News | 30 gennaio 2026, 10:00

Quando conviene creare una società per intestare un immobile

Un’analisi pratica tra fiscalità, gestione del rischio e pianificazione patrimoniale per capire quando la struttura societaria è davvero la scelta giusta.

Quando conviene creare una società per intestare un immobile

La scelta di intestare un immobile a una società, anziché a una persona fisica, è una decisione strategica che va valutata con attenzione. Non esiste una risposta valida per tutti: molto dipende dagli obiettivi, dal numero di immobili posseduti e dal tipo di utilizzo previsto. In molti casi, creare una società “per principio” non conviene; in altri, invece, rappresenta uno strumento estremamente efficace di gestione e pianificazione.

Creare una società immobiliare, generalmente una SRL, diventa conveniente soprattutto quando l’attività immobiliare assume un carattere continuativo e organizzato. È il caso di chi acquista più immobili con finalità di investimento, li mette a reddito, reinveste gli utili o opera nel medio-lungo periodo. In queste situazioni, la società consente una tassazione più strutturata sugli utili (IRES al 24% più IRAP), oltre alla possibilità di dedurre molti costi che per la persona fisica non sono integralmente deducibili, come spese di ristrutturazione, consulenze, gestione, manutenzione e interessi passivi sui mutui. 

La società è spesso la scelta più logica anche per immobili destinati alla locazione commerciale o agli affitti brevi gestiti in modo professionale, ambiti in cui la cedolare secca non è applicabile. In questi casi, il regime fiscale della persona fisica perde gran parte dei suoi vantaggi e la struttura societaria risulta più efficiente.

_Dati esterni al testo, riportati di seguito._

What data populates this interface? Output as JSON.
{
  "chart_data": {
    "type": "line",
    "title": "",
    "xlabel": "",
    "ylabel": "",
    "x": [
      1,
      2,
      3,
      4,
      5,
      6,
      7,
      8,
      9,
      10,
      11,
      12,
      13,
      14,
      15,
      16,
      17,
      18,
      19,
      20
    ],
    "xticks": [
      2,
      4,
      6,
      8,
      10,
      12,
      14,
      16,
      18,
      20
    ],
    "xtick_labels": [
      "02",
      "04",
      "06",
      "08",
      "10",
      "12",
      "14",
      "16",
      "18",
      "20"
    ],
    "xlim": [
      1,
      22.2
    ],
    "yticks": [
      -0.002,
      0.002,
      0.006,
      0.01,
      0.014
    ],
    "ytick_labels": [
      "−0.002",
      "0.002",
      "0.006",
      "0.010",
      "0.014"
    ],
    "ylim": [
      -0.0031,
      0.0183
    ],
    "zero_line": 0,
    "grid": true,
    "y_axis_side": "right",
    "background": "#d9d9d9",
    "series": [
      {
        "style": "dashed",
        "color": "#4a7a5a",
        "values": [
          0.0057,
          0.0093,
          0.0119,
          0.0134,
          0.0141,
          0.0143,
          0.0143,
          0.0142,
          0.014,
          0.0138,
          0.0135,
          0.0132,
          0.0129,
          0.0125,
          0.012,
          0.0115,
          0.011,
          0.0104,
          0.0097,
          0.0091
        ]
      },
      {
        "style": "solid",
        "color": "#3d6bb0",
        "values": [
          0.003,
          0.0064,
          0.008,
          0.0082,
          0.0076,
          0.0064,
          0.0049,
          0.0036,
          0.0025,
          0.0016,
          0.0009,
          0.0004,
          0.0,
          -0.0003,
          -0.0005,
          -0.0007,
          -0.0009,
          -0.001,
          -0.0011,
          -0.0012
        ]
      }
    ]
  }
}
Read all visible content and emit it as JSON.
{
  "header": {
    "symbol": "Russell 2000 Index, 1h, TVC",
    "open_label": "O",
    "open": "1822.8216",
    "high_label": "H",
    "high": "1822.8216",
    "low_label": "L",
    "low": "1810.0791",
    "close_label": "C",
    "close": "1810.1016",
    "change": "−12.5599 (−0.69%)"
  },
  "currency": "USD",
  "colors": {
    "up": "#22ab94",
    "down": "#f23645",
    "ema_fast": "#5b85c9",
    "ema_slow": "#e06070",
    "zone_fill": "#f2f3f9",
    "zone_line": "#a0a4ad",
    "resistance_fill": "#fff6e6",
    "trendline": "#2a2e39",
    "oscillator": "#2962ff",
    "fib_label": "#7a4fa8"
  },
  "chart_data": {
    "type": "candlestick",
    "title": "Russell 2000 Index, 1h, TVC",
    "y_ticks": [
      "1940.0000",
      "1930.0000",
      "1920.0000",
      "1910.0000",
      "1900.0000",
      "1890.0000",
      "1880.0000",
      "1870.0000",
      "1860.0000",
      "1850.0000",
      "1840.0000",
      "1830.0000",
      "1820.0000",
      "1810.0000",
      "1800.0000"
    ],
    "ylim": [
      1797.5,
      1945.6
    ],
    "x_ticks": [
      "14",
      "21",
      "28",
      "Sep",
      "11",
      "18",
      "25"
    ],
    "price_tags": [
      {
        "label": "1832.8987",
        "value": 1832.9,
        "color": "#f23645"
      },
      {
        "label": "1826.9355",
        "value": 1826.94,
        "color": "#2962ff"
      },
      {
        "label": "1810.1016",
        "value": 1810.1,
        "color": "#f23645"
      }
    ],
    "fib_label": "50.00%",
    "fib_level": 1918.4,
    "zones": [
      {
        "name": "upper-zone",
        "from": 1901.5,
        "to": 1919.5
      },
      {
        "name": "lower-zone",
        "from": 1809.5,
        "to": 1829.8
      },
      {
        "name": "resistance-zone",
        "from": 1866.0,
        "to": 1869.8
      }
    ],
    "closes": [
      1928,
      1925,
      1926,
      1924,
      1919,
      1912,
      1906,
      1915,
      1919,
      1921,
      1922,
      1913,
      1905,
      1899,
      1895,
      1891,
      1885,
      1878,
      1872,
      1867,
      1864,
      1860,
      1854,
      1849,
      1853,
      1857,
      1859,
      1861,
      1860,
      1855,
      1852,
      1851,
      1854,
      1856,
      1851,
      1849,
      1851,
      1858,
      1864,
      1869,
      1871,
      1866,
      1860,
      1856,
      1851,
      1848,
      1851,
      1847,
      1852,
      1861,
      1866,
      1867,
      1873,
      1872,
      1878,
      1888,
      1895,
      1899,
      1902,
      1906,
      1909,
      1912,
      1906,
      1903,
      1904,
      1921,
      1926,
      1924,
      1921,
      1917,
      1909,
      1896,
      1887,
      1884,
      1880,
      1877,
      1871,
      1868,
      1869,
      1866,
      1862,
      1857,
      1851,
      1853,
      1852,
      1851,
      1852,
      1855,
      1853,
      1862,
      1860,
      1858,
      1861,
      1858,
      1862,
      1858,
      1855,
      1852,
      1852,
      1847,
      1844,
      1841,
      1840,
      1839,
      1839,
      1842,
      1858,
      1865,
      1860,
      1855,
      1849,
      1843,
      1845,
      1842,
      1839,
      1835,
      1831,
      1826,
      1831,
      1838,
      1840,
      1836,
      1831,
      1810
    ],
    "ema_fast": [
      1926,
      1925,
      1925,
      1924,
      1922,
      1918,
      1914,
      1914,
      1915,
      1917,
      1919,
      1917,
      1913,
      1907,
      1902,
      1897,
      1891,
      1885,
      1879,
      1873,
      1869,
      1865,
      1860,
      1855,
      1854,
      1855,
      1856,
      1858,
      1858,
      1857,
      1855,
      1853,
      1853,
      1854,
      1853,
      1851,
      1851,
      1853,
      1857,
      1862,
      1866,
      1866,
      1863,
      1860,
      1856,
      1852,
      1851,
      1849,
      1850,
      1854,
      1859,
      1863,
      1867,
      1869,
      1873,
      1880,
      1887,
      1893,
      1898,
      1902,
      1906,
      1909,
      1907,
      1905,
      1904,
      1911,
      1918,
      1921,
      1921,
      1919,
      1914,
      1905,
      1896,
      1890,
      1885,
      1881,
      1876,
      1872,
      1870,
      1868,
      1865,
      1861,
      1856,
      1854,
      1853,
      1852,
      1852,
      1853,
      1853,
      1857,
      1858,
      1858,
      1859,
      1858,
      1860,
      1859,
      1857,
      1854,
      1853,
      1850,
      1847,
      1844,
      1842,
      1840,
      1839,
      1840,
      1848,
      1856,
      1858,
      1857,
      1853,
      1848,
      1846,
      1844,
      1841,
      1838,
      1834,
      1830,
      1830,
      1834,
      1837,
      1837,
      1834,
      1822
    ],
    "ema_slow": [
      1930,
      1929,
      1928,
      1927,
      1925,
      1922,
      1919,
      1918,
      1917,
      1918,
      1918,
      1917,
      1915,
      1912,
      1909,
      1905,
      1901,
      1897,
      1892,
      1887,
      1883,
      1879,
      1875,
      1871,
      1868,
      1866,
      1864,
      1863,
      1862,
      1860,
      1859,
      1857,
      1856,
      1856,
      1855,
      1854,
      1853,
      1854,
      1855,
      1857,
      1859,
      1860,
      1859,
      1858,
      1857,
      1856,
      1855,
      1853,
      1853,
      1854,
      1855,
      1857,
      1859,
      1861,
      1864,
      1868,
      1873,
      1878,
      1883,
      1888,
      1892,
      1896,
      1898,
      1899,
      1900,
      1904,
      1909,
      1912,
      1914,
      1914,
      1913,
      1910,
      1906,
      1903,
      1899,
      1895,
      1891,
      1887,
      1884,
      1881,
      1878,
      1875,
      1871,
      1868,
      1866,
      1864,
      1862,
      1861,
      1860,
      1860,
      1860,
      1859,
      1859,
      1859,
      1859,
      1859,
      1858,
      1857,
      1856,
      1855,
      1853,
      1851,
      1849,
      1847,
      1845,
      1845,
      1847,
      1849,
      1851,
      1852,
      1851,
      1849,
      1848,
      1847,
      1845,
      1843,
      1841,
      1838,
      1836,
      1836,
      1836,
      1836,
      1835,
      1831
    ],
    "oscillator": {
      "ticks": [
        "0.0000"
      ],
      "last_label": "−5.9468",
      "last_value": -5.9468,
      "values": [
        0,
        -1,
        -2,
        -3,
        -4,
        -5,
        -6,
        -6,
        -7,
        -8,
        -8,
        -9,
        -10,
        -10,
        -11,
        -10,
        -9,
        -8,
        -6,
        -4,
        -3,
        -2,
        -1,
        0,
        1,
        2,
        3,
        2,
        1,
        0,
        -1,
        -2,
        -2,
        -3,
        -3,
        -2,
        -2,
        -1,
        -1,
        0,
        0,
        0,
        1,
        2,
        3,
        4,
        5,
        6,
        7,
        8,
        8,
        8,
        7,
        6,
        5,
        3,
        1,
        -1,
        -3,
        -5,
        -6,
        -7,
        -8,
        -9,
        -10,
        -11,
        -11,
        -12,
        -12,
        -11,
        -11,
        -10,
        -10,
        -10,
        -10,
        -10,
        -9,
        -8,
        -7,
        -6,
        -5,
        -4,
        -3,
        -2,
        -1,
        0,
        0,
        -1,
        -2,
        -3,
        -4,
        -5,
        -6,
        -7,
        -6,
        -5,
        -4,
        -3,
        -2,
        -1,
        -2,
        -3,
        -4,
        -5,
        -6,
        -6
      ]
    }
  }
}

Un altro aspetto rilevante è la protezione del patrimonio. Intestare un immobile a una società consente di separare il rischio personale da quello imprenditoriale. La società diventa così uno strumento di asset protection.

La società immobiliare è utile anche in un’ottica di pianificazione successoria. Gestire immobili attraverso quote societarie rende più semplice il passaggio generazionale, permette donazioni progressive e riduce il rischio di frammentazione del patrimonio o conflitti ereditari, mantenendo una gestione centralizzata degli asset.

Infine, la struttura societaria è particolarmente indicata per chi svolge operazioni immobiliari attive, come acquisto, ristrutturazione e rivendita. In questi casi, la tassazione della persona fisica sulla plusvalenza può risultare penalizzante, mentre la società offre maggiore flessibilità fiscale e gestionale.

Al contrario, non conviene quasi mai creare una società per intestare un immobile destinato a uso personale o prima casa: non sono previste agevolazioni, l’IMU è sempre dovuta e i costi di gestione superano i benefici. Anche nel caso di un solo immobile a reddito modesto, la persona fisica con cedolare secca al 21% risulta spesso più conveniente. Inoltre, trasferire immobili già posseduti a una società comporta costi notarili, imposte e possibili plusvalenze, rendendo l’operazione economicamente svantaggiosa.

In sintesi, la società immobiliare conviene quando l’attività è strutturata, il reddito supera determinate soglie e l’obiettivo è di lungo periodo. Per investimenti semplici o isolati, invece, la gestione come persona fisica rimane nella maggior parte dei casi la scelta migliore. La decisione finale deve sempre tenere conto del contesto patrimoniale, fiscale e degli obiettivi futuri dell’investitore.